Players will often fail to choose the reaction the DM expects because:

  • It isn’t obvious to them that they should complete the action needed.

  • It is obvious to them, but their characters wouldn’t perform that action.

  • It isn’t as obvious to them as other,  more obvious solutions.

When players are presented with a closed box in the middle of a room, for instance, they may decide to avoid and ignore that box entirely (it’s obviously a trap). If that box has the entire briefing in it that they needed for their next mission, the DM is left having to scramble. Having to scramble isn't a bad thing, it's when the DM insists they take the box that it becomes an issue of player autonomy. 

And this is why DMs are building an interactive game (with settings, items, and NPCs) rather than constructing a true, chronological narrative. The game is never “the PCs go to the tavern, where they talk to the barmaid…” it’s “the PCs find themselves in a tavern, where there is a barmaid.”

But what is and isn’t railroading?

The reason railroading is such a hotly debated topic is because it is, in truth, sometimes in a gray area. The DM is supposed to support player autonomy, of course, but only insofar as is reasonable.

Let’s say a player has decided, for whatever reason, to leave the party, construct a boat, and sail off into the sunset -- that’s what makes most sense to their character and that's what they're going to do.

If it makes sense, the DM can point out, that there simply is no lumber. But if the character persists, the DM can, without railroading, allow the character to do so -- but they are under no obligation to continue including that character in their story. The player can roll another character who will stay within the confines of the known environment. None of this is railroading, not the reasonable lack of lumber, nor the discontinuation of the character's sea-bound story.

But let’s say that the party has a quest to poison a queen during dinner because they want a key that she carries. A player attempts to pickpocket the queen during a moment alone and succeeds… but they find nothing. Another player attempts to persuade the queen to show her the key… and succeeds… but the queen has misplaced it. Yet another player attempts to cast Find Item on the key… but somehow it’s magically protected.

This is railroading because legitimate solutions to a narrative problem are being ignored because the DM wants a very specific narrative solution: for the queen to be poisoned during dinner. And likely this is because the DM has a specific scene that they have in mind. But, by not honoring the creativity of their players, and by not following up on their attempts, they are making it harder for their players to act creatively and autonomously. They are simply telling a story to a passive audience.

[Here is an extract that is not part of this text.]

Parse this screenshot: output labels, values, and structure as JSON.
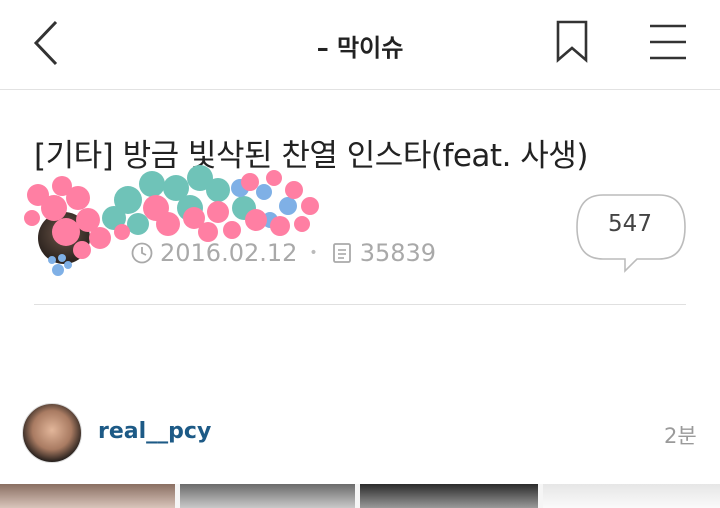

In roleplay, the DM builds the world and its set pieces, and the narrative is constructed live, in collaboration with the players. Too much freedom leaves players adrift and uncertain, either reduced to meta-gaming or simply spinning their wheels. Too little freedom leaves players captive, listening to a story unfold that they have very little influence on. Not only is it a careful balance, but it's a balance that has to be adjusted (often live). It's a constant push and pull between DM and player, all in effort to make both a satisfying story and a story that makes sense.